When unpickling this mess again, the unpickler first reads the reconstruction function and its arguments from the stream. The function is called, resulting in an B instance with the dictionary part already initialised. Next, the unpickler reads the state. It encounters a tuple consisting of a reference to an already unpickled object -- namely our instance of B -- and a string, "oats". This tuple now is passed to B.__setstate__(). The first element of state and self are the same object now, as can be seen by adding the line
print self is state[0]
to your __setstate__() implementation (it prints True!). The line
self.update(state[0])
consequently simply updates the instance with itself.
Here's the thinking as I understand it. If your class uses __slots__, it's a way to gaurantee that there aren't any unexpected attributes. Unlike a regular Python object, one that's implemented with slots cannot have attributes dynamically added to it.
When Python unserializes an object with __slots__, it doesn't want to just make an assumption that whatever attributes were in the serialized version are compatible with your runtime class.

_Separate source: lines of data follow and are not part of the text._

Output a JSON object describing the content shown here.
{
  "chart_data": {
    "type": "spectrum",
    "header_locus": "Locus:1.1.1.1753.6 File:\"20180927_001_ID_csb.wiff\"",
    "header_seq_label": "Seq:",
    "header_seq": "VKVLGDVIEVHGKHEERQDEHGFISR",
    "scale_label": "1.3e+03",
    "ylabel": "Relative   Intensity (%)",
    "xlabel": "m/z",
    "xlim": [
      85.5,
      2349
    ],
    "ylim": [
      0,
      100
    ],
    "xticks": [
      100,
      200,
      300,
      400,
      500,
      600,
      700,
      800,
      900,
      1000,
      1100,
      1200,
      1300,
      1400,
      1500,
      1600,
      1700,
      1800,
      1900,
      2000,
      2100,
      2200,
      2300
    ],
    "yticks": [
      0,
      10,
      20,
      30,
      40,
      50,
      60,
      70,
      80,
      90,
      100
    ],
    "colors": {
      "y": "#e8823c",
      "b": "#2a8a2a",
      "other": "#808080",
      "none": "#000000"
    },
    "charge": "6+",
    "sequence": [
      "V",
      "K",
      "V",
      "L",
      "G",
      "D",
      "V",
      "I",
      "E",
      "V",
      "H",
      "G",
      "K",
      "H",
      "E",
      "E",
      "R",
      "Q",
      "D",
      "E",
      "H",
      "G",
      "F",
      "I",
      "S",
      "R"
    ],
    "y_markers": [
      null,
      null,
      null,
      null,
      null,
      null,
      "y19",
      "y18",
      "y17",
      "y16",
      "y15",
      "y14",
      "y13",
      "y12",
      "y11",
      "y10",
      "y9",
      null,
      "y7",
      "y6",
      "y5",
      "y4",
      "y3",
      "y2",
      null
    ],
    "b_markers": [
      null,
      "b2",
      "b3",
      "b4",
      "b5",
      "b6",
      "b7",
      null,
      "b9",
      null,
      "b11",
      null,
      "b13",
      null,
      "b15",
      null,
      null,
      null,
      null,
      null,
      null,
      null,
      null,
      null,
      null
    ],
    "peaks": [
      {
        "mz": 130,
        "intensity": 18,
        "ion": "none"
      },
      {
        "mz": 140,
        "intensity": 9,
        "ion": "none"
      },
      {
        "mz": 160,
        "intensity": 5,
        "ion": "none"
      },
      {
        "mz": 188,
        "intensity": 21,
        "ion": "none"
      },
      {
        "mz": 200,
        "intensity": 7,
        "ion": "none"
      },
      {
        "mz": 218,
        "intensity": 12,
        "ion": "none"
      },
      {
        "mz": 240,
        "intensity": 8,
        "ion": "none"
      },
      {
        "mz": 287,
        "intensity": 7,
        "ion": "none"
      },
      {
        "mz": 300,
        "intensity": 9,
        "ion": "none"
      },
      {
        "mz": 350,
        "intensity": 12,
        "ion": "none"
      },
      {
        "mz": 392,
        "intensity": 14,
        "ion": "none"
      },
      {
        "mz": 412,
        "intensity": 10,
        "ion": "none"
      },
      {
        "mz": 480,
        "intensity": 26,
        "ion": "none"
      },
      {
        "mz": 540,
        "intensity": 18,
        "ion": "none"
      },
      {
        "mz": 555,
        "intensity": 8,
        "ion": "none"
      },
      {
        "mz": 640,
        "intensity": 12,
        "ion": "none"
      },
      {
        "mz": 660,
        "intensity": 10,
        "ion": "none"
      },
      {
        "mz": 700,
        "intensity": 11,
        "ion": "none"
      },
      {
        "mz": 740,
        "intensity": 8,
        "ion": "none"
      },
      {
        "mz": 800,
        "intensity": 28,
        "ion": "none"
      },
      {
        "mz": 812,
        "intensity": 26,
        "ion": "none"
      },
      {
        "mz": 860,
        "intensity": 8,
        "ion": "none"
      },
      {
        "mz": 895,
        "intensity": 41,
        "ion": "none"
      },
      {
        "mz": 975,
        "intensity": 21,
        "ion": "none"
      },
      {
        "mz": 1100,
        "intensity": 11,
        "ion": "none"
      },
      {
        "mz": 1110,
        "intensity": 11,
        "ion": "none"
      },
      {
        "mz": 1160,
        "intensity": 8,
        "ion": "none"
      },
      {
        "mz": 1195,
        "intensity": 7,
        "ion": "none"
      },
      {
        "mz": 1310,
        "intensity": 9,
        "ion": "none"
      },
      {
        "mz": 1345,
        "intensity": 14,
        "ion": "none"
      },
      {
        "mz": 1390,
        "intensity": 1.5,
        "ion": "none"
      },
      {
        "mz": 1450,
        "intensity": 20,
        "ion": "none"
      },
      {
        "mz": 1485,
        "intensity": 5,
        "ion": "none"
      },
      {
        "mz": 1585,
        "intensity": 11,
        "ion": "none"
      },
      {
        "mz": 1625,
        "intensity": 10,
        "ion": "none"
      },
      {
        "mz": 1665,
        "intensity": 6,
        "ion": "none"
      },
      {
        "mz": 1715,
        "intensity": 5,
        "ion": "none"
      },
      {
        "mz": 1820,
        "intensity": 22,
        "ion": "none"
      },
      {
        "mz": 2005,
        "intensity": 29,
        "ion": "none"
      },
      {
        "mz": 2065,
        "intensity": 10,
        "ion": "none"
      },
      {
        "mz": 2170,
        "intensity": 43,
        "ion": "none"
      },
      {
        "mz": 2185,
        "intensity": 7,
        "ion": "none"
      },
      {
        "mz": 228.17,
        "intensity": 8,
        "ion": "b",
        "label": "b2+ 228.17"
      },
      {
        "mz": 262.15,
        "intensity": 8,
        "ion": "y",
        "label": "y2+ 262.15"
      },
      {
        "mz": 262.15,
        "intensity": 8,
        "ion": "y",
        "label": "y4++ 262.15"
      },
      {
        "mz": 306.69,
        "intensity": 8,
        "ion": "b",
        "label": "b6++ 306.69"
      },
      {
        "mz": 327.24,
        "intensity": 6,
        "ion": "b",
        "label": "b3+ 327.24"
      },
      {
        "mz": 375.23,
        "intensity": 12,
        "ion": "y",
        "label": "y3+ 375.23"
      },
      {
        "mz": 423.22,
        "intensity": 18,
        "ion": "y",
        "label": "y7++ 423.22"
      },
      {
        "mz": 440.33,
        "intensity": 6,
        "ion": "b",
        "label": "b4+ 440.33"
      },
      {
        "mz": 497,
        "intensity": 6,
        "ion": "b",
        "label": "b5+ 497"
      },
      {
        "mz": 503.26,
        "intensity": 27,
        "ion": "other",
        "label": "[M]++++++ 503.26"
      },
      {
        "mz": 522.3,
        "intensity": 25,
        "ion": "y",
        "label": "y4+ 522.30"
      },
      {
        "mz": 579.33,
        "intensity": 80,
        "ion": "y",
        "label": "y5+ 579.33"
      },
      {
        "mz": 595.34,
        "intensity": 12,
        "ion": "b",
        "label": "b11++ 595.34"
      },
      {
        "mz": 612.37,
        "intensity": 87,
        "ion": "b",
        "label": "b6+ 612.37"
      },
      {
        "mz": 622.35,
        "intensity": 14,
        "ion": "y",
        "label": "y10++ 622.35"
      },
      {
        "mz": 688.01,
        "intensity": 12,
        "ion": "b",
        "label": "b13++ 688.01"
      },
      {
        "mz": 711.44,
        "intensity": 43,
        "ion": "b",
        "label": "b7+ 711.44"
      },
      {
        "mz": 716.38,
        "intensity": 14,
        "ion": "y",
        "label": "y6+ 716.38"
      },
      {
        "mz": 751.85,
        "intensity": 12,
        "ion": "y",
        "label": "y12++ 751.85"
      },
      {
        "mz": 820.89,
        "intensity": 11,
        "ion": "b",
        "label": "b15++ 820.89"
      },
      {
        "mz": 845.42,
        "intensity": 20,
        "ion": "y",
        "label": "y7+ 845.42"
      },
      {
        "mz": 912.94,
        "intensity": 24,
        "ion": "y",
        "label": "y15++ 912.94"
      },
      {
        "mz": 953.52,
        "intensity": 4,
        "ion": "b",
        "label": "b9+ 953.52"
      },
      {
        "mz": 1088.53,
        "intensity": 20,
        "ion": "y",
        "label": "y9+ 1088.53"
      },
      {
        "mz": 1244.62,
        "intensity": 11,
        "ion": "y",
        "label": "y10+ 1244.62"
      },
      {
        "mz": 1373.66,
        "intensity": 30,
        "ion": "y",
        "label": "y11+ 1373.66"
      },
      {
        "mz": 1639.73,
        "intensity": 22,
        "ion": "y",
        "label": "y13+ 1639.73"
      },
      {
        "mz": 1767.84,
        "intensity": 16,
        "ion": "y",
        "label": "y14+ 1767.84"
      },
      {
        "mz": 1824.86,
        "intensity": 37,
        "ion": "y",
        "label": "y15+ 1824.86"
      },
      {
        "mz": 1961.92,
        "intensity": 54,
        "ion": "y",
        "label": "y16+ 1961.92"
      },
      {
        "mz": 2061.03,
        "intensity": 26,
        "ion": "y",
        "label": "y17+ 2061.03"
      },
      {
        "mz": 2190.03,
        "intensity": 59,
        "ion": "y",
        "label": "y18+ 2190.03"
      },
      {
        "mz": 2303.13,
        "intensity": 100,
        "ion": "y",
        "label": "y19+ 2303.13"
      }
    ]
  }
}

So it punts that off to you, and you can implement __getstate__ and __setstate__.
But the way you implemented your __getstate__ and__setstate__, you appear to be circumventing that check. Here's the code that's raising that exception:
try:
getstate = self.__getstate__
except AttributeError:
if getattr(self, "__slots__", None):
raise TypeError("a class that defines __slots__ without "
"defining __getstate__ cannot be pickled")
try:
dict = self.__dict__
except AttributeError:
dict = None
else:
dict = getstate()
In a round about way, you're telling the Pickle module to set its objections aside and serialize and unserialize your objects as normal.
That may or may not be a good idea -- I'm not sure. But I think that could come back to bite you if, for example, you change your class definition and then unserialize an object with a different set of attributes than what your runtime class expects.
That's why, when using slots especially, your __getstate__ and __getstate__ should be more explicit. I would be explicit and be clear that you're just sending the dictionary key/values back and forth, like this:
class B(A):
__slots__ = ["porridge"]
def __getstate__(self):
return dict(self), self.porridge
def __setstate__(self, state):
self.update(state[0])
self.porridge = state[1]
Notice the dict(self) -- that casts your object to a dict, which should make sure that the first element in your state tuple is only your dictionary data.